Это противостояние не могло не отразиться на изменении акцентов в проповедях духовных учителей народа. В мир почти одновременно были посланы преподобный Серафим Саровский, Оптинские старцы, митрополит Филарет Московский, святители-подвижники Игнатий Брянчанинов и Феофан Затворник, святой праведный Иоанн Кронштадтский, старцы Глинской пустыни, схиархимандрит Гавриил, старец Седмиезерной и Спасо-Елеазаровской пустыни.

Если в прежние века достаточно глубокое внутреннее концептуальное единство народа позволяло основные акценты ставить на защите веры православной от нашествия иноплеменников, то в XIX-XX вв. духоносные светила вынуждены были напомнить о цели христианской жизни — стяжании Духа Святого. В проповедях, ответах на вопросы интенсивно ставится вопрос о признаках души здоровой и больной.

По-своему ставит эти вопросы в письме к Елисавете Феодоровне старец Гавриил, размышляя о том, переменилась ли ныне земля в небеса: «…не сама ли земля… небо тому, который здесь в страдании радуется, под огнем смеется (это факт), под сечением играет дух его (и это факт) и вся побеждает за возлюбившего ны…

Да, правда, что мы живем теперь на небесах, так сказать, надеждою (ср. Рим. 8, 24-25), которая и велика и так крепка, что от разжжения ее да от рождаемого ею неограниченного терпения и самую землю и все земное не чувствует человек, что все это есть»[624].

Старец говорит здесь Елисавете Феодоровне о той главной задаче, которую ставили перед людьми духовные учители — о сознательной защите христианского содержания земного бытия. Душа здоровая видится старцу как союз Бога с человеком, союз, которому радуются Ангелы. Именно в такой, живой душе обитает Бог: «отселе узресте небо отверстым» (Ин. 1,51).

«Когда наше житие должно быть небесное, то какая здесь от нас требуется чистота души? Не небесная ли? Какая любовь? Не ангельская ли? Какая святость? Не блаженных ли? Какая нищета, смирение духа!…

Как же быть? Да нужно делать все, что только во славу Божию.

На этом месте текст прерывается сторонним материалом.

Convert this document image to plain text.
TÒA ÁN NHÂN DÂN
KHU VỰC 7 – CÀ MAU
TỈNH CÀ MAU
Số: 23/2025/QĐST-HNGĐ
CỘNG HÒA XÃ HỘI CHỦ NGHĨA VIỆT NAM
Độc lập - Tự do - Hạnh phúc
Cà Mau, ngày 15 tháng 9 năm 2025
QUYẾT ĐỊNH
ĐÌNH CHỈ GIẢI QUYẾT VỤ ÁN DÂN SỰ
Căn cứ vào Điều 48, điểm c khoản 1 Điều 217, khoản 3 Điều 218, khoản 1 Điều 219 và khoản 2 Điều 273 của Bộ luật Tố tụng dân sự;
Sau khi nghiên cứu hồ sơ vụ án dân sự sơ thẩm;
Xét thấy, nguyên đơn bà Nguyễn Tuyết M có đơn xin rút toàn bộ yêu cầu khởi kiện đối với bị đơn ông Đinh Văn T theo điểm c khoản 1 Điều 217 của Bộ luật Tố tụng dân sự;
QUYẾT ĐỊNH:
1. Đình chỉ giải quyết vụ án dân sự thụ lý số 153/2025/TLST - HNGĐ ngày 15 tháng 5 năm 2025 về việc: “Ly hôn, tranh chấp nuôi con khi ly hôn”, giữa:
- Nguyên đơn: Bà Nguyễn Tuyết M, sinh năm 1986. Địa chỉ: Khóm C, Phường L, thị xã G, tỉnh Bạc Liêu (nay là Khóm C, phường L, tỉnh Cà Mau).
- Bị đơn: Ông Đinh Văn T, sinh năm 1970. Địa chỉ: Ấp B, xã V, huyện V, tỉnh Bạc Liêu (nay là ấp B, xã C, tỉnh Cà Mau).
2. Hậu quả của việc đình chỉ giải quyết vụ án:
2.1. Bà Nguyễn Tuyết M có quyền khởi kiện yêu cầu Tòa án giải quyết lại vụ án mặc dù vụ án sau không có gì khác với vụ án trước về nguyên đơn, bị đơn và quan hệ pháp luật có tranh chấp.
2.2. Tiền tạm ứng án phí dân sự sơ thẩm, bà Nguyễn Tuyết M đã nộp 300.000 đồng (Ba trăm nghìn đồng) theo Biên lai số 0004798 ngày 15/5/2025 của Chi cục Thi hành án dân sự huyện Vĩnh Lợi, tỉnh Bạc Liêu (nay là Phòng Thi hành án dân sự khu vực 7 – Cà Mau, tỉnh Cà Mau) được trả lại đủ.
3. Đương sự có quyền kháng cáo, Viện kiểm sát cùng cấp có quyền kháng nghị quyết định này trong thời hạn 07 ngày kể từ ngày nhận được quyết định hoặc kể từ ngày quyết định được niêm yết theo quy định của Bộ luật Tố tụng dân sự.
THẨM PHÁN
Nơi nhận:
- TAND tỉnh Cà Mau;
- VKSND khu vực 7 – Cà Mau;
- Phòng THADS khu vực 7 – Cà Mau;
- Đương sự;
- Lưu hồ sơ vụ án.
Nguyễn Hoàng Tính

Первое, мы остановимся и рассудим: „богоугодно ли предприятие? Во спасение ли мое? Не повредит ли ближнему? И да не прильпнет к сердцу нашему что-либо лукавое! Да истребим злое пред очима нашима в самих себе! Если таким образом направим путь нашей жизни, то наше житие на небесах есть»»[625].

Именно в таком богоугодном служении видел свое назначение родоначальник московских князей святой Даниил, сын святого Александра Невского. Его мирное правление лежит в основе быстрого промыслительного расцвета Москвы. Другой московский князь по благословению преподобного Сергия Радонежского решается на кровопролитное сражение именно потому, что чувствует себя защитником веры православной.

Размышляя таким образом, старец Гавриил пишет Елисавете Феодоровне, что, уповая на Бога, нельзя жить в расслаблении, опустив руки. «Это значило бы искушать Бога. И как бы нашему расслаблению и лености мог бы Он Помощником быть?

Не в том упование наше, чтобы Бог управлял дела наша во благое нам; нет, — но чтобы и мы… исполняли всемирно все Его заповеди, и тогда-то встретится добродетель наша с милосердием Божиим и будет о ней благоволение Его…

Радуйтесь, ибо имена ваша написаны суть на небеси (Лк.10:20).

Ваш богомолец Гавриил»[626].

Так завершается послание старца к Великой княгине. Смысл этого послания, как и в целом института духовного учительства, в том, что бытие подвижников благочестия есть яркое свидетельство истины, одной и той же во все времена: Бог — единственный источник всех благ, земных и небесных. Их жизнь есть предостережение каждому: нельзя заниматься никакой деятельностью, которая становится искушением или заблуждением для многих.

Близость Елисавете Феодоровне великих старцев обусловлена, разумеется, не только внешним признаком их единства. Чистота сердца достигалась через подвиг, поэтому соблазн мира не перешел в страсть, вырабатывая способность приносить в жертву все. Таким образом сложилось глубочайшее понимание того, что жертва не принимается, если принесено то, без чего человек может спокойно обойтись, то, что второстепенно.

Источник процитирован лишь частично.